Why Justin Fields could be Ryan Pace’s parting gift to the Bears

Justin Fields throws a pass against the Lions. (Photo by Michael Reaves/Getty Images)

Two hours after he traded up to draft Ohio State quarterback Justin Fields on April 29, 2021, then-Bears general manager Ryan Pace bounded downstairs at Halas Hall and sat down in front of a computer for a Zoom conference.

“The excitement throughout our whole building, you could feel it as I walked down here tonight,” he said. “What he’s going to do for the future of our organization.”

Pace was right — eventually. But it was a future Pace wouldn’t be around to see.

After another underwhelming season, Bears chairman George McCaskey, at the urging of advisor Bill Polian, decided to clean house in January. He fired Pace and coach Matt Nagy, replacing them with Ryan Poles and Matt Eberflus.

Eberflus didn’t keep a single Nagy-era position coach. Poles has replaced all but 19 players who were on the 2021 Bears. 

Fields, though, remains. 

In the last month, he has emerged as one of the NFL’s most exciting players, albeit on a 3-7 team. If he continues on the same trajectory that has seen the Bears average 31 points in the last four games, Fields could become Pace’s ultimate parting gift to the organization that fired him: a franchise quarterback.

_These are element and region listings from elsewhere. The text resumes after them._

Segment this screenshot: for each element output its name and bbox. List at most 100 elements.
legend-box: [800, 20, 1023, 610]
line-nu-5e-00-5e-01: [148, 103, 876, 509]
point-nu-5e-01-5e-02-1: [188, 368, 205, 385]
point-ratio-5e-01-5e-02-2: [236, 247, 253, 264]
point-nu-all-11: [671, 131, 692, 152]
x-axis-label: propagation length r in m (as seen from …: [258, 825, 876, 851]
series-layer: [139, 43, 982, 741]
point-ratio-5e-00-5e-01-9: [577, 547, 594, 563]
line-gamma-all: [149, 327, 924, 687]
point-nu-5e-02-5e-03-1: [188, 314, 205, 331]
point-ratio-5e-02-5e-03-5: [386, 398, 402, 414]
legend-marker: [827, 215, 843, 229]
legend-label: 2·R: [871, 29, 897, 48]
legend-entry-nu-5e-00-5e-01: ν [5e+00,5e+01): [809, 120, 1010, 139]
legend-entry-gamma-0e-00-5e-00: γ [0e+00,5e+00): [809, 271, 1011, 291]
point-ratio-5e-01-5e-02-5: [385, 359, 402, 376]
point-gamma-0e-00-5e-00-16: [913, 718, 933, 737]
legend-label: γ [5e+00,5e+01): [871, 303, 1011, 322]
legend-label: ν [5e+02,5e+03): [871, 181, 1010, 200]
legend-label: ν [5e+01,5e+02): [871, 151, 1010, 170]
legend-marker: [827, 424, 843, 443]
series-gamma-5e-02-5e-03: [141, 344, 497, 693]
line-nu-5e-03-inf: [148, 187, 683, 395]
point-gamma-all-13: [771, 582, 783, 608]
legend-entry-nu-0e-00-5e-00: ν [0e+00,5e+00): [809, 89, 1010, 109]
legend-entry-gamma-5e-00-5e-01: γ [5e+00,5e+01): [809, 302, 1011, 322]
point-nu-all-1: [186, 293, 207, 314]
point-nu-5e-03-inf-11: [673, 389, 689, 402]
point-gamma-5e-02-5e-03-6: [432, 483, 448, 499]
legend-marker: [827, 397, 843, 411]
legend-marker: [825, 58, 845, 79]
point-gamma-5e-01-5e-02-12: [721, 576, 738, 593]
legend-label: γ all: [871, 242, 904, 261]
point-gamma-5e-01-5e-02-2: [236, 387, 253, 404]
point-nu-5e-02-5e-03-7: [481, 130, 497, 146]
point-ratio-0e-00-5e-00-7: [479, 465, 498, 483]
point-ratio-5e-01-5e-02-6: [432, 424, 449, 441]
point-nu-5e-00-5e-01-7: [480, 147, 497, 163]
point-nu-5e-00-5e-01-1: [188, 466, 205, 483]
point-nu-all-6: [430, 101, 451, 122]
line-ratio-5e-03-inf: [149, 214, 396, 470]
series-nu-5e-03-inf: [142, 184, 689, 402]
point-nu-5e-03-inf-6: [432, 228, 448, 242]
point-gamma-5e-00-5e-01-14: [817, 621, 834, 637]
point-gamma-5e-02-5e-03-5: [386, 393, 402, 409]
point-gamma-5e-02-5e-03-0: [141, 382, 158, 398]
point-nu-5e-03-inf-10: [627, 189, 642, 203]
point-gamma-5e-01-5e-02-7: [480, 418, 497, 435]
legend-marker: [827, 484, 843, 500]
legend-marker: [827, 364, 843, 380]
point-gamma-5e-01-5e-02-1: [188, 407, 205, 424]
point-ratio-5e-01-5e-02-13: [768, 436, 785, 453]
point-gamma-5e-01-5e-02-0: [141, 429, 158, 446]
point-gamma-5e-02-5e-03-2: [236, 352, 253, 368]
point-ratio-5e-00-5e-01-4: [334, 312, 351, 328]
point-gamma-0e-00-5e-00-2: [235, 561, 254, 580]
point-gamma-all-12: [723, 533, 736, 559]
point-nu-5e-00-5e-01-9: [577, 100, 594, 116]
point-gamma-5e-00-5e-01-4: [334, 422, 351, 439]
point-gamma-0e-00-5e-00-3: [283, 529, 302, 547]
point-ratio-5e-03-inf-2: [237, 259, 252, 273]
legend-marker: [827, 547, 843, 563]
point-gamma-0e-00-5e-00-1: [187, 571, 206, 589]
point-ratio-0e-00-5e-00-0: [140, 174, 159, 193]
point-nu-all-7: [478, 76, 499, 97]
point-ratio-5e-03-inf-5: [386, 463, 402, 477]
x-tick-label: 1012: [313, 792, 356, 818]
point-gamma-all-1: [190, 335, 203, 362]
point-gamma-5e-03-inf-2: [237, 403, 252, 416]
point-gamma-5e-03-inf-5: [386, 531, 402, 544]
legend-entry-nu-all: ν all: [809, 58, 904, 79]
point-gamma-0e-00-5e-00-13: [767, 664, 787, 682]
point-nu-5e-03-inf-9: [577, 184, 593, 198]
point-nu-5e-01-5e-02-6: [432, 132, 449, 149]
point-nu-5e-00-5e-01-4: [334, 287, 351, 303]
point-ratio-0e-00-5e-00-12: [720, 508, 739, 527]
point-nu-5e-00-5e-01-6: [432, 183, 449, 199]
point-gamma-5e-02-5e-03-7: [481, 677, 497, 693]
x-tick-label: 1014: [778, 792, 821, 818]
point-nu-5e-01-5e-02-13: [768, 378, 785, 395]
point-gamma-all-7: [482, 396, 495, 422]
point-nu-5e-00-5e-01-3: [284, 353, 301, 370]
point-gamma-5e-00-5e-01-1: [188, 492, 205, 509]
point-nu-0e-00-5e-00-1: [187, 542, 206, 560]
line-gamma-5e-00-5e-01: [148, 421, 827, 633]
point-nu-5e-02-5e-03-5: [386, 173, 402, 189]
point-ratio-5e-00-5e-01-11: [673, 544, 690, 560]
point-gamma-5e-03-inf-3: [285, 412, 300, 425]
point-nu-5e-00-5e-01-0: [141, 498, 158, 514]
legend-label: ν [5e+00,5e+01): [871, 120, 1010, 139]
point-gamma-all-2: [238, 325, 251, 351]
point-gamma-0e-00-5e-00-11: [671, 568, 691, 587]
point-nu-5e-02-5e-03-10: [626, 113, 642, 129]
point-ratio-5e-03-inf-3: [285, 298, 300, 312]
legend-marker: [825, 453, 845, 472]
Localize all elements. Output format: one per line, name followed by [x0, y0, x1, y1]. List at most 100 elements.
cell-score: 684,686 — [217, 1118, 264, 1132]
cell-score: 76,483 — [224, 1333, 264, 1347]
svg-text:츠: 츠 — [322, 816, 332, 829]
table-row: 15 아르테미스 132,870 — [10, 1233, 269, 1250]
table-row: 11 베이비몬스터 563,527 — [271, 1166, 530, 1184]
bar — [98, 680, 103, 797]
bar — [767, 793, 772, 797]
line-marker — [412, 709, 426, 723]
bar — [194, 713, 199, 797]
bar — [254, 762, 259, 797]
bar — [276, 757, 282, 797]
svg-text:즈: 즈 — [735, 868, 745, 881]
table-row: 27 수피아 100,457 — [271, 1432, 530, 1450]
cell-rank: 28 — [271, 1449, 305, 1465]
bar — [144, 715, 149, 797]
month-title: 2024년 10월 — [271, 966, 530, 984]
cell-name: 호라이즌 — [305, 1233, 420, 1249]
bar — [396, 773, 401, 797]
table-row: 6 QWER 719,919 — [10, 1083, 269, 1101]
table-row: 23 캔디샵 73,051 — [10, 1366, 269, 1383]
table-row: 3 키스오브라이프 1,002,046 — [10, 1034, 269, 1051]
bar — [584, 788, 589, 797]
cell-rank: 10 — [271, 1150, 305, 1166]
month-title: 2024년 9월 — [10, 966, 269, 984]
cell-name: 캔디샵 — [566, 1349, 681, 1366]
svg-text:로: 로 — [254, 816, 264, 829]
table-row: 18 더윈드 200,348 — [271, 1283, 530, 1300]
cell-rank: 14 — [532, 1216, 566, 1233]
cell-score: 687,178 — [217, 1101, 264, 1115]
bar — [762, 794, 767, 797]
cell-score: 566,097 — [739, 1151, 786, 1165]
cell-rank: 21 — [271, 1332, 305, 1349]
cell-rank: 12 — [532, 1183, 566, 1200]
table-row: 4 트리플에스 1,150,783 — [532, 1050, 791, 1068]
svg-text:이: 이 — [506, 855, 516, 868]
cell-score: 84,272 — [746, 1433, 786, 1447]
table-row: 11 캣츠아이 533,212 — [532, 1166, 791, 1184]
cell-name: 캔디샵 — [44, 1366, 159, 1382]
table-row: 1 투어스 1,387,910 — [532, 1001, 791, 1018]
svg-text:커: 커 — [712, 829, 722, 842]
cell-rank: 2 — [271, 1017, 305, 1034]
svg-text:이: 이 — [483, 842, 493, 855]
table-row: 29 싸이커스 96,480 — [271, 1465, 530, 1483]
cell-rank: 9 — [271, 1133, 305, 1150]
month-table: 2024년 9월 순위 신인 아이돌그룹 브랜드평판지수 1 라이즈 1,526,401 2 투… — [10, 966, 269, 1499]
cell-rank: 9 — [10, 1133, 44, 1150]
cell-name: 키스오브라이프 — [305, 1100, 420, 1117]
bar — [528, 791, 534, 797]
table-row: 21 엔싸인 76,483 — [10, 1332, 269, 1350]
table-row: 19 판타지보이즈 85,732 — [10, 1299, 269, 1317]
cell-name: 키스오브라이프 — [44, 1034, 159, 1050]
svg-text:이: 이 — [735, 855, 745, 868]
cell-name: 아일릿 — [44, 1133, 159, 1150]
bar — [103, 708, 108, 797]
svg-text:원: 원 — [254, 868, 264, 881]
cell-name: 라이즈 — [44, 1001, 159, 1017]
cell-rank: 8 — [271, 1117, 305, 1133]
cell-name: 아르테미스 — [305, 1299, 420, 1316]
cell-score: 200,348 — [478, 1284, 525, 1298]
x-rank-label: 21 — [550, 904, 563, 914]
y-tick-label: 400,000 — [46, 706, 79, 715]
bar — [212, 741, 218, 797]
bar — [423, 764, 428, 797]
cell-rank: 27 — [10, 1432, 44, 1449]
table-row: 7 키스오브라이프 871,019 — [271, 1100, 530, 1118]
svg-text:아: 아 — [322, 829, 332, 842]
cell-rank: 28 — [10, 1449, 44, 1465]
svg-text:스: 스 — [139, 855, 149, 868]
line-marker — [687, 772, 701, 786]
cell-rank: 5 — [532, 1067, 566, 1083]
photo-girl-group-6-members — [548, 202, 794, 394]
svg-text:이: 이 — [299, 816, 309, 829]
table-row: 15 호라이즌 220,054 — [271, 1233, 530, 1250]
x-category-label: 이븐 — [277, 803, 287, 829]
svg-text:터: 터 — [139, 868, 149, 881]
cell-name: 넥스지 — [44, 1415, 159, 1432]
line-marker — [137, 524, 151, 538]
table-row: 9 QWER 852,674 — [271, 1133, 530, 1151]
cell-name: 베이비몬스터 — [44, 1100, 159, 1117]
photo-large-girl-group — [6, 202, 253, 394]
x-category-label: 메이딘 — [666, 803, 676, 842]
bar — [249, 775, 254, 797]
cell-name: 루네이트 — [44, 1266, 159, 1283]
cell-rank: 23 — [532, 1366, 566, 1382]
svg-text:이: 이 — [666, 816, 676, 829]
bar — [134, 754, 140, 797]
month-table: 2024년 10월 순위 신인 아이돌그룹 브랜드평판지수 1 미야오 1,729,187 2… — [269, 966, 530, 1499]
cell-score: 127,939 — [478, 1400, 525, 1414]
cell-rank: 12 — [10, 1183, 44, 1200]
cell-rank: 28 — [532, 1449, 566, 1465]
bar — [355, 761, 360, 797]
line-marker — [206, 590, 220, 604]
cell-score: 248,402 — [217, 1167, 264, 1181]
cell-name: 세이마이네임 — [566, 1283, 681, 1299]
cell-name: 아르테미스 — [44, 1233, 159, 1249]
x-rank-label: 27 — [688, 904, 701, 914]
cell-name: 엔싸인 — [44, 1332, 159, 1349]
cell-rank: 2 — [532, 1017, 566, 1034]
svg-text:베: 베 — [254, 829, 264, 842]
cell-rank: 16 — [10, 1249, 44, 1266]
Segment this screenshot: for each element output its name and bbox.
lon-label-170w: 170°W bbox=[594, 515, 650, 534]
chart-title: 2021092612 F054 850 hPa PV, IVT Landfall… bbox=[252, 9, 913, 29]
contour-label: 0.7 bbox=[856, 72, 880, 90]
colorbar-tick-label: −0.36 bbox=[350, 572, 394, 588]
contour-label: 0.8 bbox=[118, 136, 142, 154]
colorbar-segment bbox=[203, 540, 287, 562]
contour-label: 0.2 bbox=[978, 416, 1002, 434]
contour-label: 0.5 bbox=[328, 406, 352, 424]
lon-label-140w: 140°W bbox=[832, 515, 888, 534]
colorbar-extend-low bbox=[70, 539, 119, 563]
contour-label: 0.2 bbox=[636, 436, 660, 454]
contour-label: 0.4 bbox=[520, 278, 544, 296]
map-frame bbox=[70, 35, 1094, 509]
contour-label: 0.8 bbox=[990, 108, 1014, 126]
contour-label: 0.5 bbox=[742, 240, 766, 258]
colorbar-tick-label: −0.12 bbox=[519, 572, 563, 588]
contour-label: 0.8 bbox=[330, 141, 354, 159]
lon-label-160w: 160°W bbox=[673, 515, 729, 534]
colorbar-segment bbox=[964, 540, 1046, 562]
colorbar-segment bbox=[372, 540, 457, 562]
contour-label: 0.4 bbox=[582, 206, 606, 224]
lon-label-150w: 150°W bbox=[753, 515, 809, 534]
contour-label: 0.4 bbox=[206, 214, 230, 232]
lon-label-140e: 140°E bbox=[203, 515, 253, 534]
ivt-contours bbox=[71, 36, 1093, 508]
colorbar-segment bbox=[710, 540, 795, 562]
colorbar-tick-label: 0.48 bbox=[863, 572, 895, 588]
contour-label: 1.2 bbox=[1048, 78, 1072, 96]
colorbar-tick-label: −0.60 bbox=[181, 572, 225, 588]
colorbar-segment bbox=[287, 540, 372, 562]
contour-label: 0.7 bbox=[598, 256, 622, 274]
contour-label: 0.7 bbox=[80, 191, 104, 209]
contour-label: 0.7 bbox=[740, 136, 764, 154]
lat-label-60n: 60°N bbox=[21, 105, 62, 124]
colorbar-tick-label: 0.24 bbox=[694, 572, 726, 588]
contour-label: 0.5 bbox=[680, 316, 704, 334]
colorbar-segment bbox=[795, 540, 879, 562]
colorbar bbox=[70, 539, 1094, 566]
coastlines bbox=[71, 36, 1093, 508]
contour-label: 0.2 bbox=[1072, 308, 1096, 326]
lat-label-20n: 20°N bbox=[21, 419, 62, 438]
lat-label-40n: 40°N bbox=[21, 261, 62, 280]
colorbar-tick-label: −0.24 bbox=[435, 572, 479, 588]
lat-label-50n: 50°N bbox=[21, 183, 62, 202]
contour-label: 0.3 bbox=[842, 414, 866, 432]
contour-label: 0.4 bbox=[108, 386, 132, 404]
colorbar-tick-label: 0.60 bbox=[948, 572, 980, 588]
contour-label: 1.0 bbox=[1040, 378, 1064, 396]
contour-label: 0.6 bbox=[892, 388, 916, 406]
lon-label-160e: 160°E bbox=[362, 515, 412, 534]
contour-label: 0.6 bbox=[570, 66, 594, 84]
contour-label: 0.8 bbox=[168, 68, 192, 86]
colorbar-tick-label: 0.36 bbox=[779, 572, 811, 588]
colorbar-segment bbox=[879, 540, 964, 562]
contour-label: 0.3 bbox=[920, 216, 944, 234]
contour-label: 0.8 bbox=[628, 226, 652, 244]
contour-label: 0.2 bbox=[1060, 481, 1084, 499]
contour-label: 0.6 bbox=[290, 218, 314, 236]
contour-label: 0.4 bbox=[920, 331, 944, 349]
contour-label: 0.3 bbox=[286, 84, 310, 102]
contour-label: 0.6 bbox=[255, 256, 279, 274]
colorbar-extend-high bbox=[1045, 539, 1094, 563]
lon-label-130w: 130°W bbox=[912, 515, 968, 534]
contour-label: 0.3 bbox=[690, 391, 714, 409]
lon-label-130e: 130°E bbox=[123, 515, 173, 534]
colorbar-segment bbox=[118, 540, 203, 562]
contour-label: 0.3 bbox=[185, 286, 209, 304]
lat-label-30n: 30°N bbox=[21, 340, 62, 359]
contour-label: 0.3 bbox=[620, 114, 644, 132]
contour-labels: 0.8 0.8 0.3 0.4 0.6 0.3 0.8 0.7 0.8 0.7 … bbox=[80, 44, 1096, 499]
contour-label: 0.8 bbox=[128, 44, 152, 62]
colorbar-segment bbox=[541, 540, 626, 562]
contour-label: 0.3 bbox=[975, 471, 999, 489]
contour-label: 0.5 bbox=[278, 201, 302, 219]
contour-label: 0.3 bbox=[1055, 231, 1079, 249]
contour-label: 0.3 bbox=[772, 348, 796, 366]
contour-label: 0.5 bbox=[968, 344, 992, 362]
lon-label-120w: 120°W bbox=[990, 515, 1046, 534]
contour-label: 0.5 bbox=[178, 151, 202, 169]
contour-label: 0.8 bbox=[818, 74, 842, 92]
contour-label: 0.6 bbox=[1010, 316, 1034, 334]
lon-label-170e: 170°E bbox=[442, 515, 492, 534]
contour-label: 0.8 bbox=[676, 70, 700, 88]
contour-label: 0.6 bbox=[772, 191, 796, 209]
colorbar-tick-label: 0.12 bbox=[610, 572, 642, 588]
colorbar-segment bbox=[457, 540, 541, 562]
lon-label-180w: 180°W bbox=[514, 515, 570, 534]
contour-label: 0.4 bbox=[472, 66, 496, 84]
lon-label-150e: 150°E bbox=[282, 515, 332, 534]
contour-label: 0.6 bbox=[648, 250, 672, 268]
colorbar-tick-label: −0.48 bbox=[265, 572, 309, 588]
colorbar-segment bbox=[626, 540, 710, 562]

It would be an ironic twist for a general manager whose seven-year Bears career is best-remembered for him trading up to draft another quarterback, Mitch Trubisky, instead of Patrick Mahomes and Deshaun Watson in 2017. 

The Bears released Trubisky after four seasons. In fact, no first-round draft pick chosen by Pace received a second contract from the Bears. Fields is his last hope. If he turns out to be the dynamic quarterback the franchise has coveted since Sid Luckman retired in 1950, Pace’s tenure — in which the Bears went 48-67 with two playoff losses — will be remembered far more fondly.

Pace would have to enjoy that satisfaction from afar. Less than two months after the Bears fired him, he joined the Falcons — the Bears’ opponent Sunday — as a senior personnel executive. He declined comment for this story.

Pace should be credited for taking the long view of the franchise and trading up for Fields — he gave the Giants the No. 20 pick in 2021, a 2021 fifth-rounder, a 2022 first-rounder and a 2022 fourth-rounder — even though he knew his job was riding on a must-win season.

GMs rarely make such moves. While coaching changes after a quarterback’s first season are fairly common, front-office makeovers aren’t. Pace was the first GM since 2016 to get fired at the end of a season in which he drafted a quarterback in the first round. The last to do so was the Titans’ Ruston Webster, who had selected quarterback Marcus Mariota second overall about eight months before his ouster.

Two GMs since have left their posts after drafting quarterbacks, but both were retirements planned months in advance. The Ravens’ Ozzie Newsome left after drafting Lamar Jackson in 2018, and the Steelers’ Kevin Colbert retired days after picking Kenny Pickett in the first round in April.

History might prove Pace right for picking Fields. But it shouldn’t ignore what happened afterward. Pace and Nagy believed Fields had the skills to become perhaps the greatest quarterback in Bears history, yet they announced on draft night that he would be the backup to Andy Dalton.

It took a knee injury to Dalton to force Fields into regular game action. Later, when both quarterbacks were healthy, Nagy even asked McCaskey his opinion on which player to start. That made the chairman uncomfortable. He believed it was a decision best left to the coach. McCaskey cited the incident after firing Nagy. Fields’ 10 inconsistent starts last season — and the Bears’ 6-11 record — weren’t enough to save Pace’s or Nagy’s job.

The presence of a first-round quarterback, though, made their vacancies more attractive.

Eberflus certainly noticed. In January, he went deep into the interview process with the Jaguars, who had No. 1 overall pick Trevor Lawrence, and the Bears. Having a young quarterback in place was appealing.

“When you’re looking at different types of places to go, you take spots for that reason,” he said. “The No. 1 spot you look at is quarterback. You study and look at that, and I loved what I saw. I’m loving what I’m seeing even more since I’ve been here for this amount of time. …

“The athleticism, the toughness, the grit, the ability to make special plays. And he’s done that.”